A large number of people in prison is not in itself a bad thing. The best cure for recidivism is capital punishment, but long prison terms at least delay it.
the dirty little secret is that petty crimes don’t go to a jury but usually the perpetrator is offered a plea bargain for a lesser charge. One of the favorite charges is drug related crime, which are easier to prove (when drugs are found on a guy) than going to court and getting someone to testify against them for the real crime of assualt and battery or theft (especially since often these witnesses fear retaliation and don’t show up).
The headline question is obviously loaded. The question implies the answer that the population is too large.
There should be no discussion of this issue until the form of the question is agreed on. The proper question in my opinion is, Is the prison population of the US as large as it needs to be?
I also have to think of the decision made in the 60s that mental institutions were bad. As a result “insane asylums” were closed and all the crazies were let go on the streets.
We now have a huge potion of the prison population that can only be described as mentally ill.
This is also the problem we are dealing with right now with mentally illl people getting fire arms. The laws changed so that no matter how whacked out a person is ... no matter how obviously unhinged .... you cannot be taken in until you commit a crime.
Adam Lanza, a raving maniac, had he lived, would now be in the prison population. So we have fewer lunatic asylums and much larger prisons IMO.

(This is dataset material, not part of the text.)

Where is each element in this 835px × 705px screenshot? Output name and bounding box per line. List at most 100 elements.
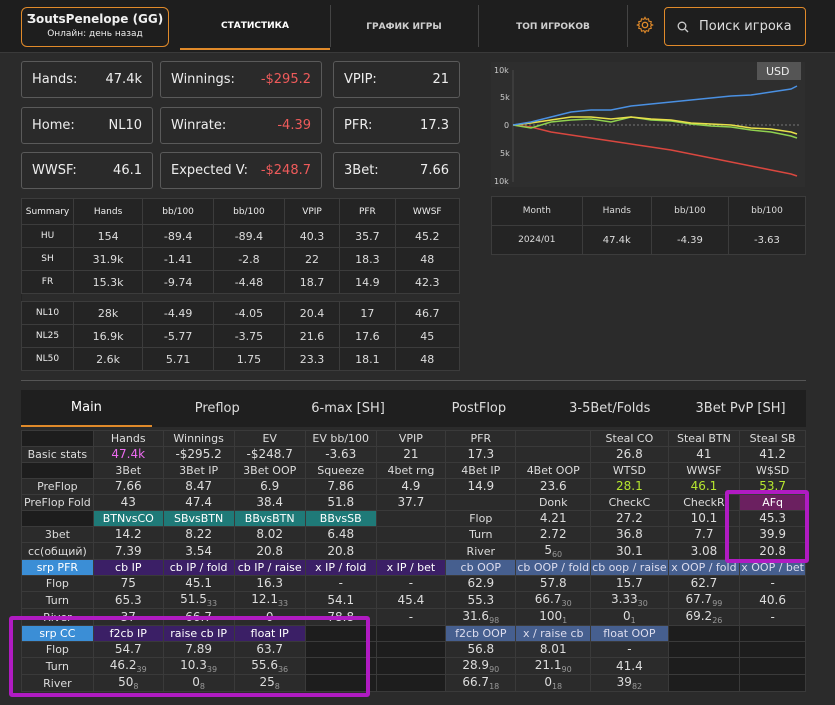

It makes for a handy argument (”if we’d only legalize drugs our prisons would be half as full”) but it makes as much sense as so many other arguments made in the political arena - pick your favorite one - you can raise revenue by raising taxes, if guns were illegal criminals would gladly give them up, welfare doesn’t create a dependency class, if we only gave up our weapons our enemies would give up theirs etc. etc.
All basically examples of sophomoric thinking.
...So when you hear of nonviolent offenders remember some just didn't get caught or found guilty of being violent..."
Fixed it. ;)
Would a real war on drugs carried out by our armed forces happen only on foreign soil, or also in the USA?